H.B.C.U.s’ Sink-or-Swim Moment
Last month, reporting from a drab hotel conference room in Washington, I witnessed something as bizarre as it was timely: Donald Trump, mired in a race-infused culture war of his own making, receiving repeated applause from a crowd of brown faces. He was heaping praise on the hundreds gathered there for his remarks at the National H.B.C.U. Week Conference.
“You have shaped American leaders, trained American legends, pioneered American innovations, empowered American workers, built American communities. And you’ve made all of America very proud of you,” he told the audience. His claim mid-speech that his team’s support for historically black colleges and universities has been “bigger and better and stronger than any previous administration, by far” was a characteristic exaggeration. But it is true that the White House has mildly increased investment in H.B.C.U. programming by 14.3 percent.
It surprised many that Mr. Trump had even shown up. The annual conference is hosted by the White House, but presidents usually don’t attend. Whether this was pandering ahead of an election year or not, much of the general praise Mr. Trump offered up was accurate: The legacy of H.B.C.U.s is in every thread of American life. The Rev. Dr. Martin Luther King Jr., the author Alice Walker and the “Black Panther” star Chadwick Boseman are just a few of their culturally impactful graduates. Although H.B.C.U.s make up only 3 percent of four-year colleges in the country, they have produced 80 percent of the nation’s black judges and 50 percent of its black doctors. Among black college graduates with a degree in STEM, 27 percent are from historically black colleges. And remarkably, H.B.C.U.s have trained roughly 50 percent of black teachers.
They are also on the brink of disaster.
Rising college costs, the student loan crisis and federal budget cuts have broadly hamstrung higher education. But it’s killing H.B.C.U.s, where nearly three in five attendees are low-income, first-generation students and over 70 percent of students have limited financial resources. Fifteen of them have closed since 1997. Public and private H.B.C.U. endowments taken together are now roughly 70 percent smaller than that of non-H.B.C.U.s. And private historically black colleges saw a 42 percent decline in federal funding between 2003 and 2015. H.B.C.U.s are awarding fewer doctorates now than they did in 1977, and a report found that the six-year graduation rates at 20 H.B.C.U.s were 20 percent or lower in 2015.
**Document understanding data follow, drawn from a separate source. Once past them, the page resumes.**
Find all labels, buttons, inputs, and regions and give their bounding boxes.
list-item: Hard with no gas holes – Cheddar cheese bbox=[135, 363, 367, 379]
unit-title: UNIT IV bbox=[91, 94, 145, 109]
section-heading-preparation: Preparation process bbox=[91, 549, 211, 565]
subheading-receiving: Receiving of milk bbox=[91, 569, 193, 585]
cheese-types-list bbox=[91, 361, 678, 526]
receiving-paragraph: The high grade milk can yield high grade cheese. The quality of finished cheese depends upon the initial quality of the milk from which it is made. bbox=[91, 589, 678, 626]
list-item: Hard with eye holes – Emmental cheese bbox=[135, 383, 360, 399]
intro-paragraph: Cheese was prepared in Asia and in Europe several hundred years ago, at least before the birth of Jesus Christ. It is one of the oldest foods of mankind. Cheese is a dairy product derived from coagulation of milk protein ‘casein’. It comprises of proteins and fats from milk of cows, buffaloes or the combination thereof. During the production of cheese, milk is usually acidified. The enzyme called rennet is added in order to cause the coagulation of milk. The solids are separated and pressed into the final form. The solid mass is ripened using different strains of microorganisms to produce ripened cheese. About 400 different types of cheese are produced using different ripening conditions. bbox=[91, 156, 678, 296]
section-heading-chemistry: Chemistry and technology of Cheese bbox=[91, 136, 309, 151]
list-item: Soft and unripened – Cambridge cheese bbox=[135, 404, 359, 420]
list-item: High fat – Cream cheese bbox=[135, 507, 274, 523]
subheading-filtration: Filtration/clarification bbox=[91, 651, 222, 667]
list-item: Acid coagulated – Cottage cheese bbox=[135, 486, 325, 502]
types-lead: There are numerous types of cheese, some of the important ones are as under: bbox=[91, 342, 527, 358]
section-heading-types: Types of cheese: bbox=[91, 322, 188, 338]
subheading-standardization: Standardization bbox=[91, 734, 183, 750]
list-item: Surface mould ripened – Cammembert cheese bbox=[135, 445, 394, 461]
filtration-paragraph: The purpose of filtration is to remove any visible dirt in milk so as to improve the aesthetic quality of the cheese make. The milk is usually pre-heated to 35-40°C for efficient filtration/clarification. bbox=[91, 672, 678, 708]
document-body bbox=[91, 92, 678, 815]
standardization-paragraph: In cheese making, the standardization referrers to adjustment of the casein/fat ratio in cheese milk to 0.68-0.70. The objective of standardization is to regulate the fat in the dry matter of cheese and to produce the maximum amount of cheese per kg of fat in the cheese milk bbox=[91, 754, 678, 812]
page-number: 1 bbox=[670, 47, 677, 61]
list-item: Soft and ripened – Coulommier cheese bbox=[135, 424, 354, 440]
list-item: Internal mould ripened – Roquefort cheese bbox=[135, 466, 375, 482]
While some marquee institutions with relatively large endowments, like Spelman College and Hampton University, face more common challenges, a large majority of H.B.C.U.s are facing existential threats and will need to be transformed, reinvigorated, to ensure their futures are as vibrant as their pasts.
Things have changed several times over since 1837, when the first historically black college, Cheyney University, opened in Pennsylvania. The schools were created to allow black students to enter higher education when white institutions — in the North, South and West — wouldn’t. A brilliant, brown intellectual ecosystem had emerged by the early 20th century: Ask alumni and they’ll tell you about the deep community, the lifelong friendships, the mentors who cared for them as if they were kin — all opportunities they believe they might not have had at predominantly white institutions. And so, even after federal integration, H.B.C.U.s thrived.